Diuk, C., Schapiro, A., Córdova, N., Ribas-Fernandes, J. J. F., Niv, Y., & Botvinick, M. M. (2013). Divide and conquer: Hierarchical reinforcement learning and task decomposition in humans. Computational and Robotic Models of the Hierarchical Organization of Behavior (Vol. 9783642398, pp. 271–291).

ISBN Number:

9783642398759

Abstract:

The field of computational reinforcement learning (RL) has proved extremely useful in research on human and animal behavior and brain function. However, the simple forms of RL considered in most empirical research do not scale well, making their relevance to complex, real-world behavior unclear. In computational RL, one strategy for addressing the scaling problem is to intro-duce hierarchical structure, an approach that has intriguing parallels with human behavior. We have begun to investigate the potential relevance of hierarchical RL (HRL) to human and animal behavior and brain function.
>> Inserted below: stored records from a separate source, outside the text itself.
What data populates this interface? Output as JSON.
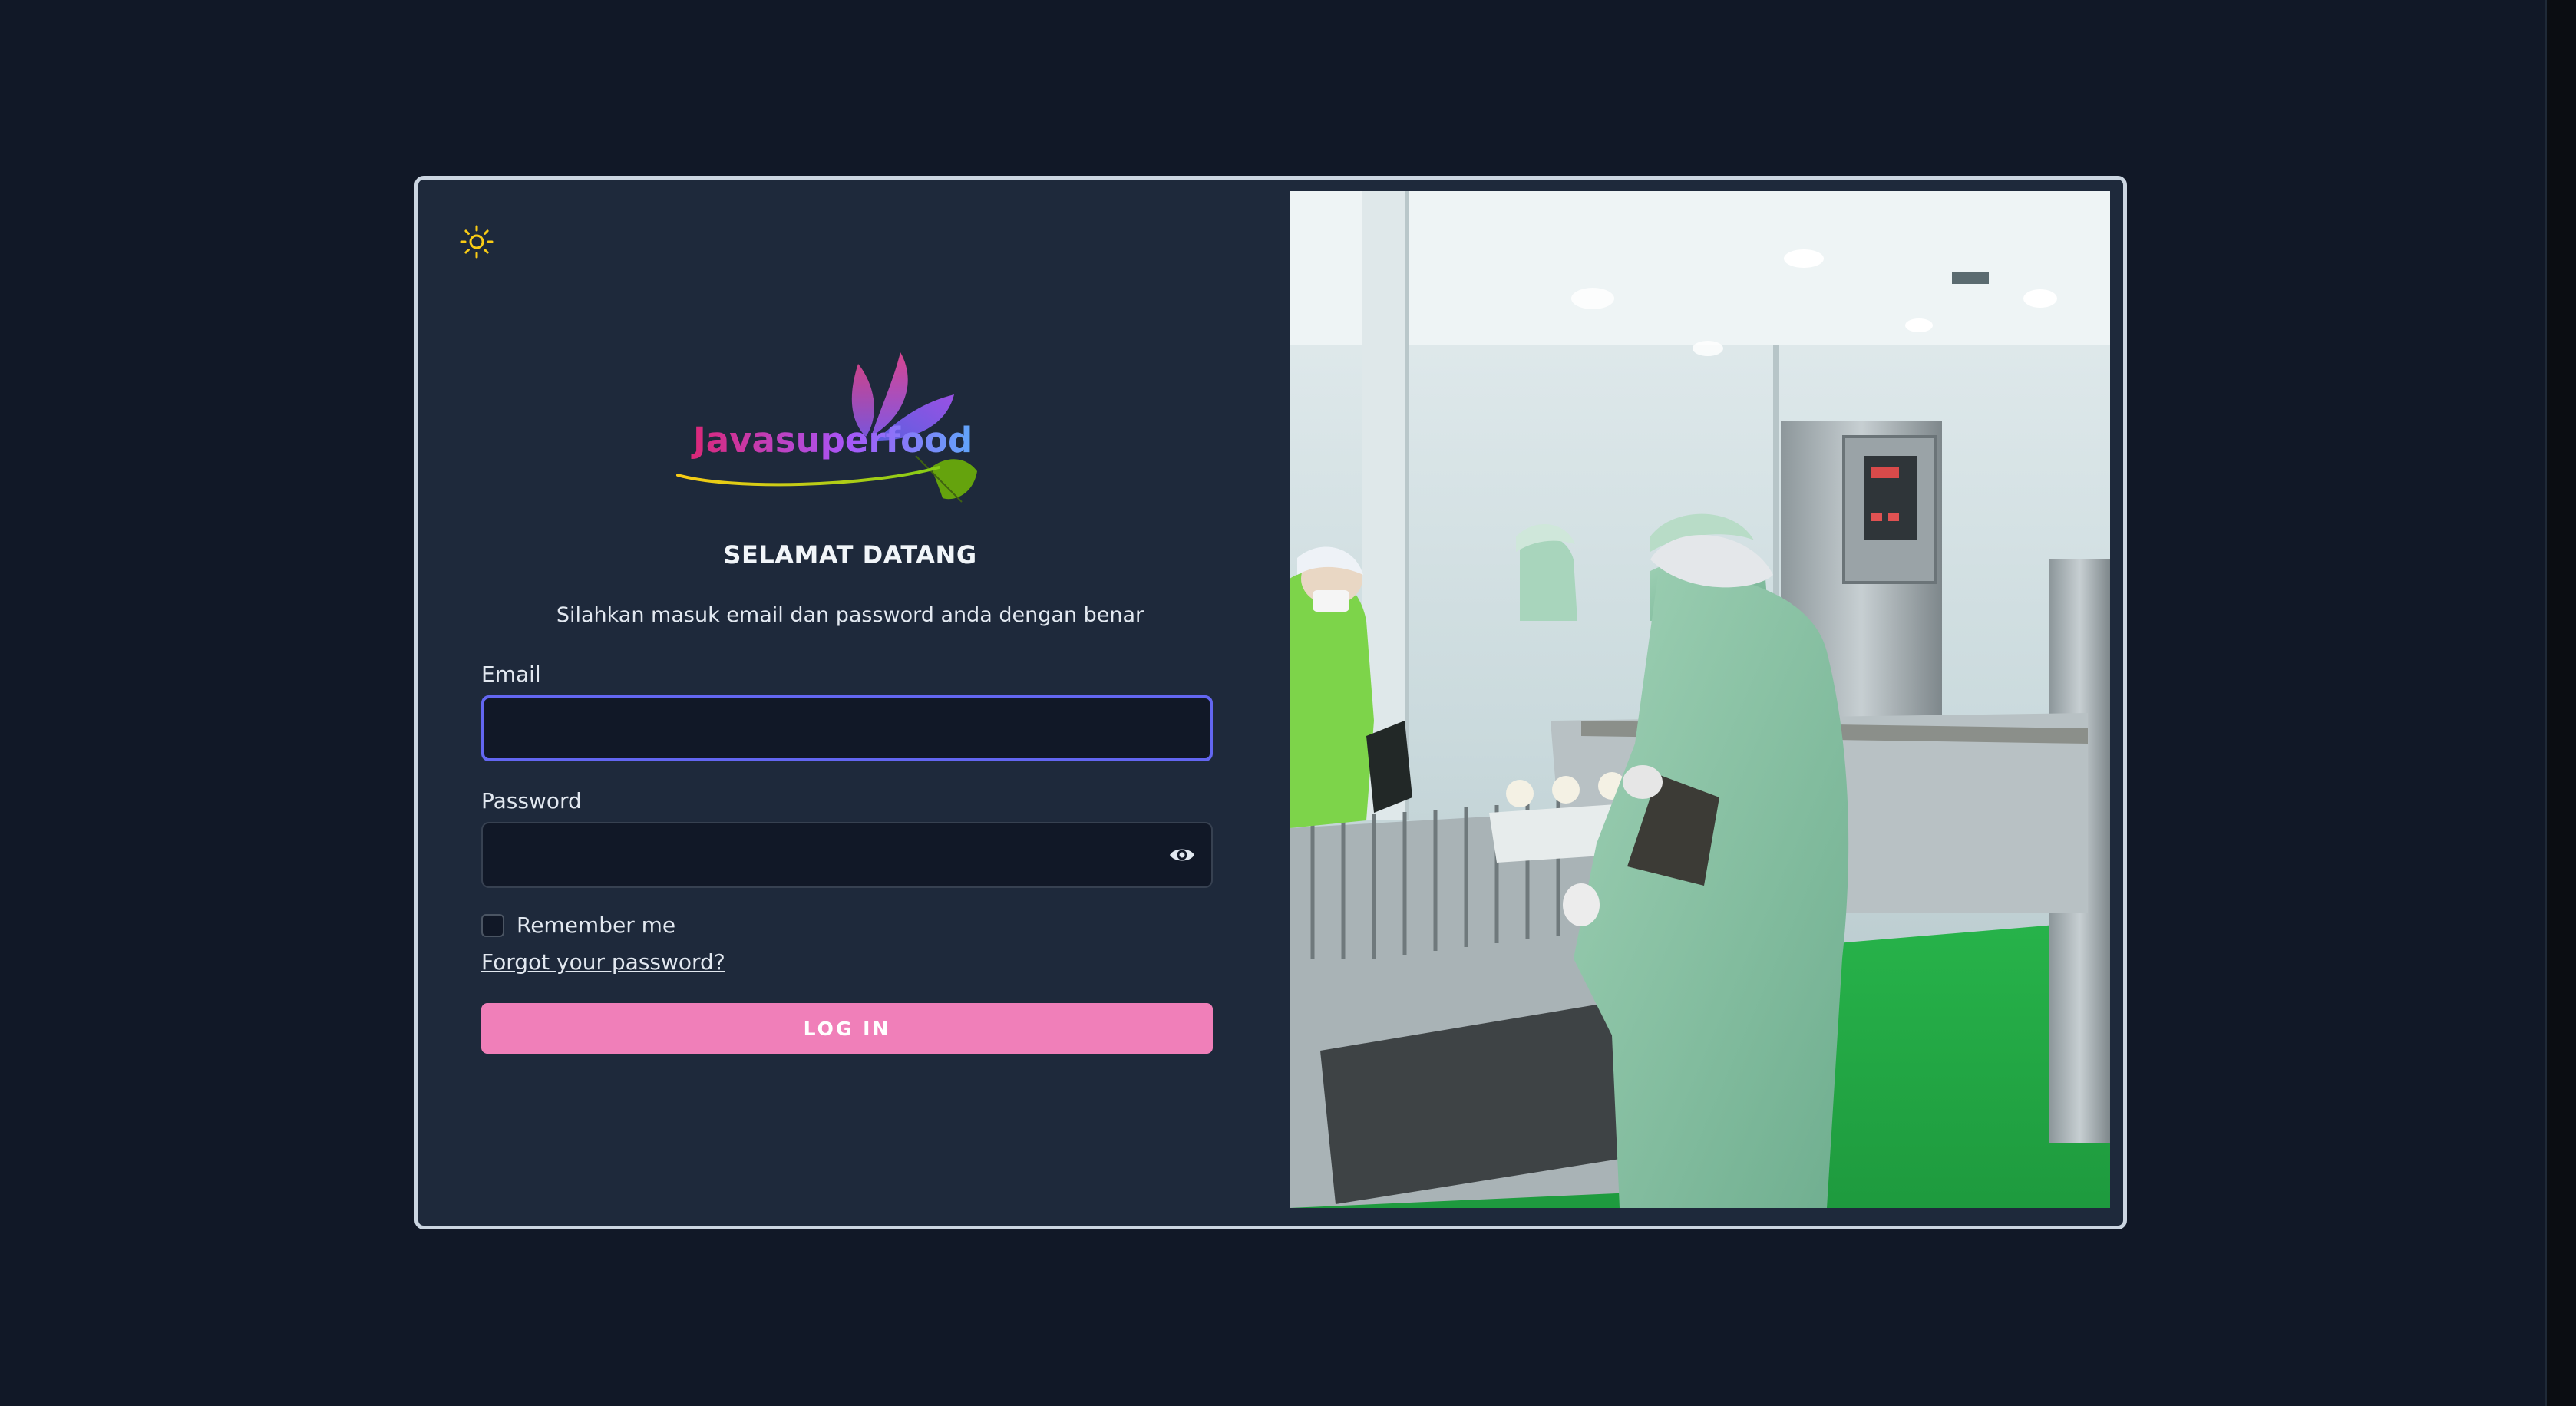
{
  "theme_toggle": {
    "icon": "sun-icon",
    "color": "#facc15"
  },
  "logo": {
    "text": "Javasuperfood"
  },
  "login": {
    "heading": "SELAMAT DATANG",
    "subtitle": "Silahkan masuk email dan password anda dengan benar",
    "email_label": "Email",
    "email_value": "",
    "password_label": "Password",
    "password_value": "",
    "remember_label": "Remember me",
    "remember_checked": false,
    "forgot_link": "Forgot your password?",
    "submit_label": "LOG IN"
  },
  "colors": {
    "background": "#111827",
    "card": "#1e293b",
    "input": "#111827",
    "focus_ring": "#6366f1",
    "primary_button": "#f07fb9",
    "text": "#e2e8f0"
  }
}
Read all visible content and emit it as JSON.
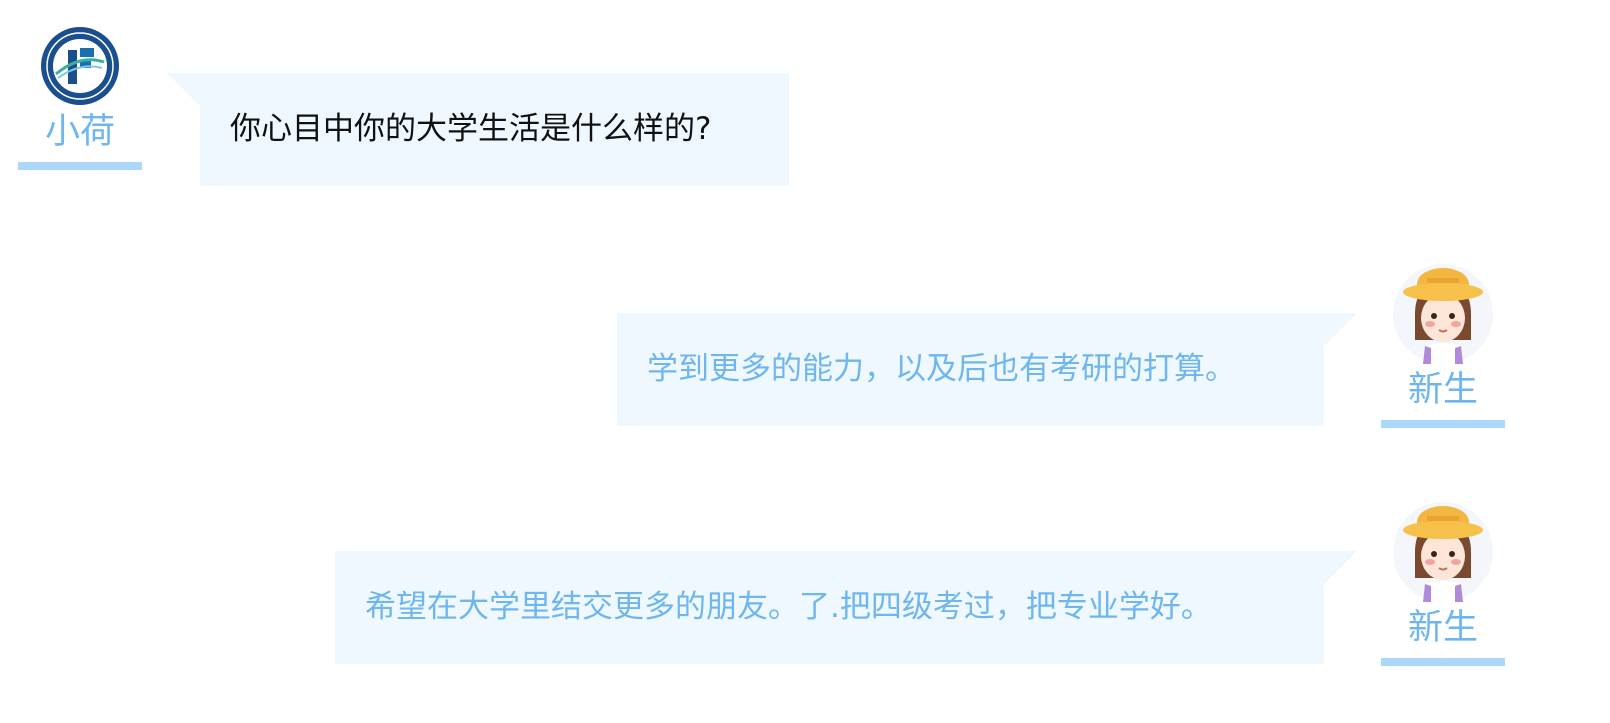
{
  "colors": {
    "bubble_bg": "#eef8fe",
    "accent_blue": "#6fb6ef",
    "underline_blue": "#a9d8f8",
    "question_text": "#111111",
    "logo_navy": "#1a4e8c"
  },
  "messages": [
    {
      "speaker": "小荷",
      "avatar": "university-logo-icon",
      "side": "left",
      "text": "你心目中你的大学生活是什么样的?"
    },
    {
      "speaker": "新生",
      "avatar": "student-girl-avatar",
      "side": "right",
      "text": "学到更多的能力，以及后也有考研的打算。"
    },
    {
      "speaker": "新生",
      "avatar": "student-girl-avatar",
      "side": "right",
      "text": "希望在大学里结交更多的朋友。了.把四级考过，把专业学好。"
    }
  ]
}
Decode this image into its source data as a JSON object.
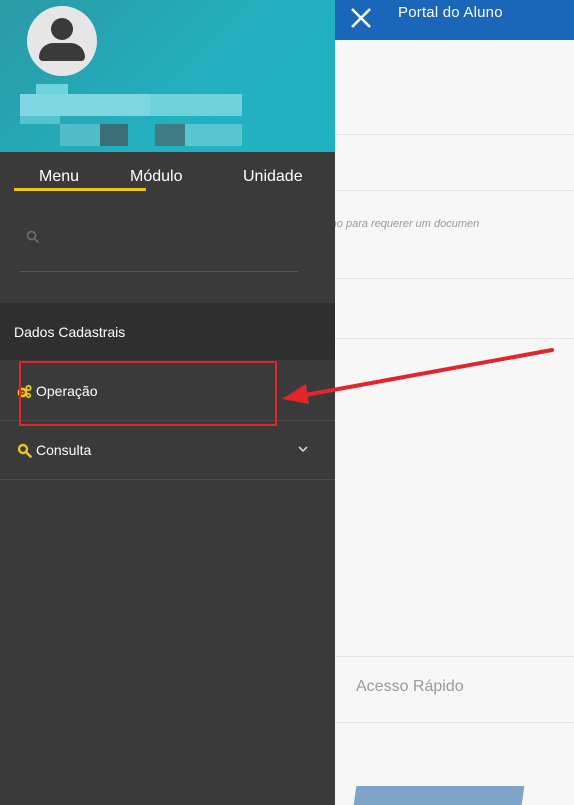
{
  "topbar": {
    "title": "Portal do Aluno"
  },
  "background": {
    "notice_text": "o Aluno para requerer um documen",
    "faded_text": "... ... ... ... ... ...",
    "quick_access": "Acesso Rápido"
  },
  "sidebar": {
    "tabs": [
      {
        "label": "Menu",
        "active": true
      },
      {
        "label": "Módulo",
        "active": false
      },
      {
        "label": "Unidade",
        "active": false
      }
    ],
    "search": {
      "placeholder": "",
      "value": ""
    },
    "section_header": "Dados Cadastrais",
    "items": [
      {
        "label": "Operação",
        "icon": "gears-icon",
        "has_chevron": false,
        "highlighted": true
      },
      {
        "label": "Consulta",
        "icon": "search-icon",
        "has_chevron": true,
        "highlighted": false
      }
    ]
  },
  "colors": {
    "topbar": "#1a66b8",
    "sidebar": "#3a3a3a",
    "profile_teal": "#23b0bf",
    "accent_yellow": "#f2c318",
    "annotation_red": "#e0262b"
  }
}
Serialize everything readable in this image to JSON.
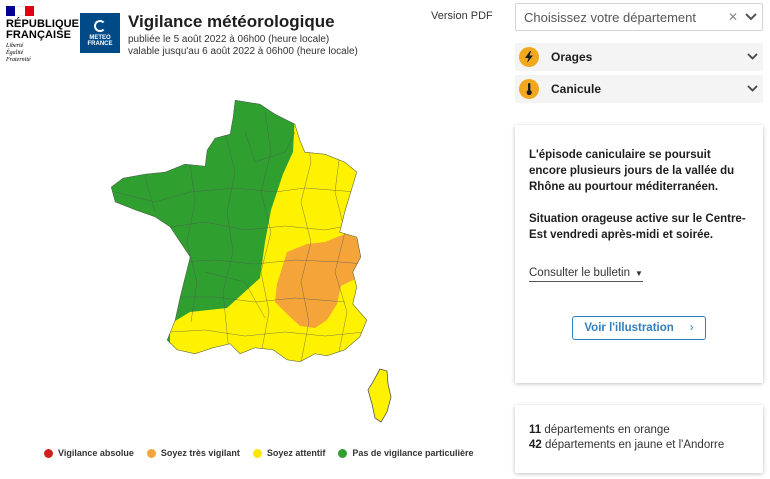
{
  "header": {
    "rf_name_line1": "RÉPUBLIQUE",
    "rf_name_line2": "FRANÇAISE",
    "rf_motto": "Liberté\nÉgalité\nFraternité",
    "mf_name": "METEO\nFRANCE",
    "title": "Vigilance météorologique",
    "published": "publiée le 5 août 2022 à 06h00 (heure locale)",
    "valid_until": "valable jusqu'au 6 août 2022 à 06h00 (heure locale)",
    "pdf_label": "Version PDF"
  },
  "department_select": {
    "placeholder": "Choisissez votre département",
    "clear_icon": "✕",
    "chevron_icon": "⌄"
  },
  "phenomena": [
    {
      "label": "Orages",
      "icon": "lightning-icon",
      "color": "#f2a81d"
    },
    {
      "label": "Canicule",
      "icon": "thermometer-icon",
      "color": "#f2a81d"
    }
  ],
  "bulletin": {
    "paragraph1": "L'épisode caniculaire se poursuit encore plusieurs jours de la vallée du Rhône au pourtour méditerranéen.",
    "paragraph2": "Situation orageuse active sur le Centre-Est vendredi après-midi et soirée.",
    "consult_label": "Consulter le bulletin",
    "illustration_button": "Voir l'illustration",
    "illustration_arrow": "›"
  },
  "stats": {
    "orange_count": "11",
    "orange_text": "départements en orange",
    "yellow_count": "42",
    "yellow_text": "départements en jaune et l'Andorre"
  },
  "legend": [
    {
      "label": "Vigilance absolue",
      "color": "#d21f1f"
    },
    {
      "label": "Soyez très vigilant",
      "color": "#f5a43a"
    },
    {
      "label": "Soyez attentif",
      "color": "#ffe600"
    },
    {
      "label": "Pas de vigilance particulière",
      "color": "#2fa02f"
    }
  ],
  "map_colors": {
    "green": "#2fa02f",
    "yellow": "#fff200",
    "orange": "#f5a43a",
    "border": "#555555"
  }
}
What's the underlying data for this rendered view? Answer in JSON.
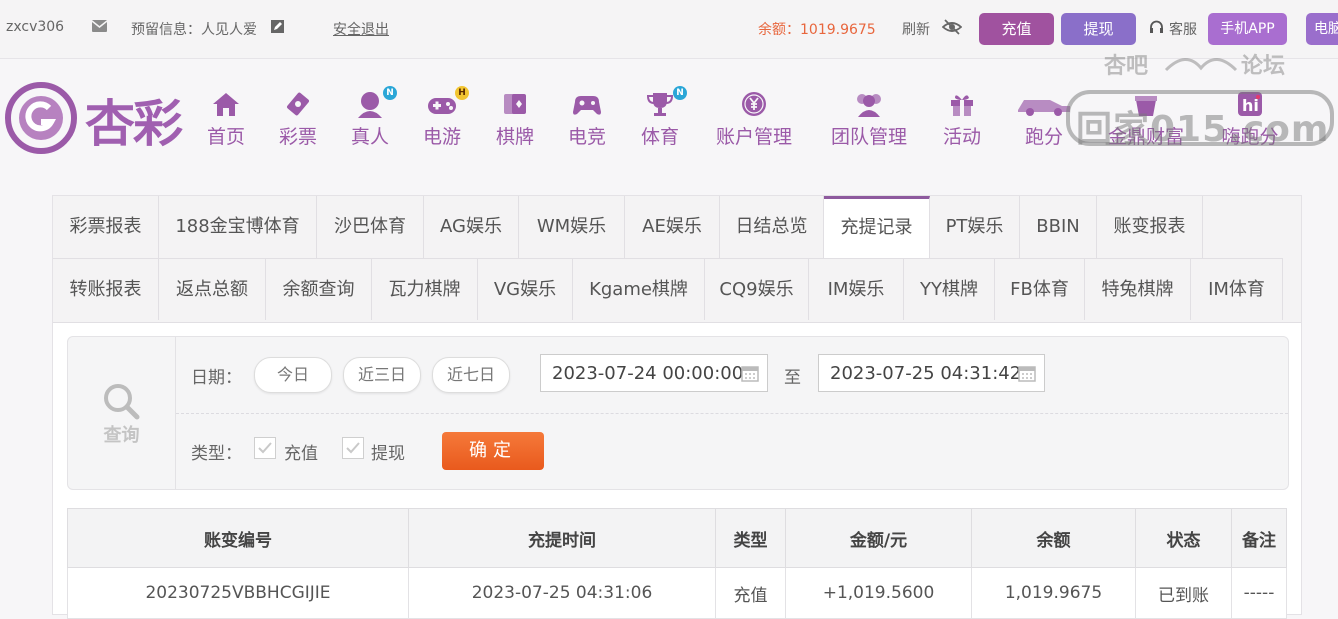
{
  "topbar": {
    "username": "zxcv306",
    "reserved_label": "预留信息：人见人爱",
    "logout": "安全退出",
    "balance": "余额：1019.9675",
    "refresh": "刷新",
    "recharge": "充值",
    "withdraw": "提现",
    "service": "客服",
    "mobile_app": "手机APP",
    "pc_partial": "电脑"
  },
  "nav": {
    "logo_text": "杏彩",
    "items": [
      {
        "label": "首页",
        "icon": "home-icon"
      },
      {
        "label": "彩票",
        "icon": "lottery-icon"
      },
      {
        "label": "真人",
        "icon": "live-dealer-icon",
        "badge": "N"
      },
      {
        "label": "电游",
        "icon": "gamepad-icon",
        "badge": "H"
      },
      {
        "label": "棋牌",
        "icon": "cards-icon"
      },
      {
        "label": "电竞",
        "icon": "controller-icon"
      },
      {
        "label": "体育",
        "icon": "trophy-icon",
        "badge": "N"
      },
      {
        "label": "账户管理",
        "icon": "yen-coin-icon"
      },
      {
        "label": "团队管理",
        "icon": "team-icon"
      },
      {
        "label": "活动",
        "icon": "gift-icon"
      },
      {
        "label": "跑分",
        "icon": "car-icon"
      },
      {
        "label": "金鼎财富",
        "icon": "wealth-icon"
      },
      {
        "label": "嗨跑分",
        "icon": "hi-icon"
      }
    ]
  },
  "watermark": {
    "line1_left": "杏吧",
    "line1_right": "论坛",
    "line2": "回家015.com"
  },
  "tabs": {
    "row1": [
      "彩票报表",
      "188金宝博体育",
      "沙巴体育",
      "AG娱乐",
      "WM娱乐",
      "AE娱乐",
      "日结总览",
      "充提记录",
      "PT娱乐",
      "BBIN",
      "账变报表"
    ],
    "row2": [
      "转账报表",
      "返点总额",
      "余额查询",
      "瓦力棋牌",
      "VG娱乐",
      "Kgame棋牌",
      "CQ9娱乐",
      "IM娱乐",
      "YY棋牌",
      "FB体育",
      "特兔棋牌",
      "IM体育"
    ],
    "active": "充提记录"
  },
  "query": {
    "icon_label": "查询",
    "date_label": "日期：",
    "quick": [
      "今日",
      "近三日",
      "近七日"
    ],
    "start": "2023-07-24 00:00:00",
    "to": "至",
    "end": "2023-07-25 04:31:42",
    "type_label": "类型：",
    "types": [
      "充值",
      "提现"
    ],
    "confirm": "确定"
  },
  "table": {
    "headers": [
      "账变编号",
      "充提时间",
      "类型",
      "金额/元",
      "余额",
      "状态",
      "备注"
    ],
    "rows": [
      [
        "20230725VBBHCGIJIE",
        "2023-07-25 04:31:06",
        "充值",
        "+1,019.5600",
        "1,019.9675",
        "已到账",
        "-----"
      ]
    ]
  },
  "colors": {
    "brand": "#9b5aa8",
    "accent": "#f06a2a",
    "amount": "#d9232a",
    "status_ok": "#2f9e2f"
  }
}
In the present chapter, we first review two results that show the existence of neural correlates to key predictions from HRL. Then, we focus on one aspect of this work, which deals with the question of how action hierarchies are initially established. Work in HRL suggests that hierarchy learning is accomplished by identifying useful subgoal states, and that this might in turn be accomplished through a structural analysis of the given task domain. We review results from a set of behavioral and neuroimaging experiments, in which we have investigated the relevance of these ideas to human learning and decision making.